SENSORY NEURONANATOMY OF A PASSIVELY INGESTED NEMATODE PARASITE, HAEMONCHUS CONTORTUS: AMPHIDIAL NEURONS OF THE FIRST STAGE LARVA

Authors: LI, J - UNIV OF PENNSYLVANIA; ASHTON, F - UNIV OF PENNSYLVANIA; Gamble, Howard; SCHAD, G - UNIV OF PENNSYLVANIA

Submitted to: Journal of Comparative Neurology
Publication Type: Peer Reviewed Journal
Publication Acceptance Date: 10/27/1999
Publication Date: N/A
Citation: N/A

Interpretive Summary: Nematode parasites of livestock go through an obligatory free-living stage in soil. Egg passed from infected animals hatch and develop to infective larvae on pastures. When ingested by grazing animals, these worms begin a new phase of development which is triggered by environmental cues from the host. These developmental phases include molting, growth and feeding behaviors. Control of nematode development is based on sensory input, presumably through the parasite's nervous system. In this study we have constructed a map of the amphidial neurons of the nematode parasite Haemonchus contortus. This map includes all of the nerve cells which recognize sensory stimuli from the environment. Using this map, we are now employing microbeam laser technology to individually kill nerve cells and examine the consequences of ablation on parasite development. Armed with knowledge of nerve function, it should be possible to construct analog of nerve cell receptors which can be used for parasite control.

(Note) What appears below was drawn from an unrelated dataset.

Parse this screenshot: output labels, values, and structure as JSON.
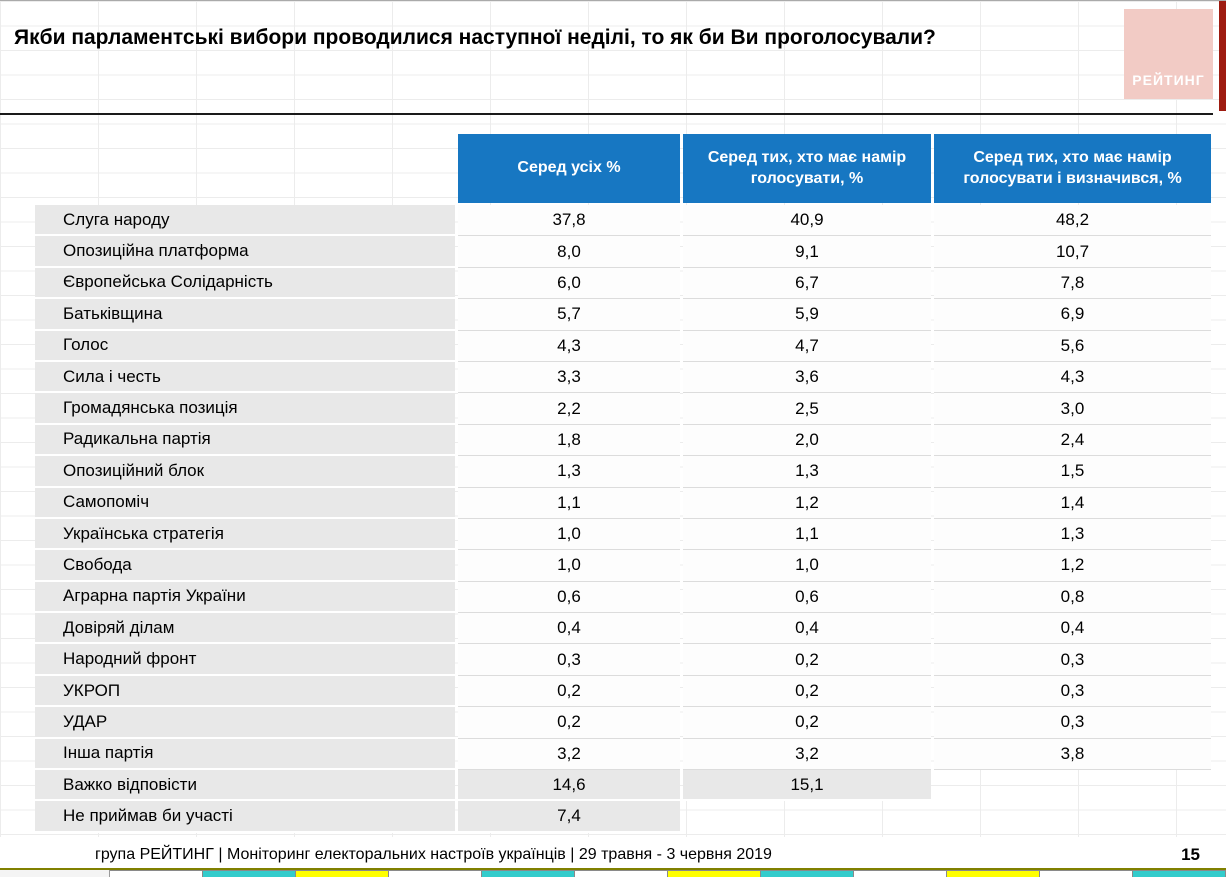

Technical Abstract: The infective larva of Haemonchus contortus, when ingested by a grazing host, is exposed to environmental changes in the rumen, which stimulate resumption of development. We hypothesize that resumption of development is under the control of the sensory neurons in the large, goblet-shaped sensilla known as the amphids. Using three-dimensional reconstructions from melectron micrographs of serial transverse sections, amphidial structure of the Ll is described. Each amphid of H. contortus is innervated by 12 neurons. The ciliated dendritic processes of ten neurons lie in the amphidial channel. Three of these end in double processes, resulting in thirteen sensory cilia in the channel. One process, that of the so-called finger cell, ends in a number of digitiform projections. Another specialized dendrite enters the amphidial channel, but leaves it to end within the sheath cell, a hollow, flask-shaped cell that forms the base of the amphidial channel. Although not flattened, the structure of this process is otherwise similar to that of the wing cells in C. elegans; we consider it to be one of this group. Each of the 12 amphidial neurons was traced to its cell body in the lateral ganglion, posterior to the worm's nerve ring. The positions of these bodies were similar to their counterparts in C. elegans; consequently, they were named according to C. elegans nomenclature. A map to be used to identify the amphidial cell bodies in the living LI was prepared.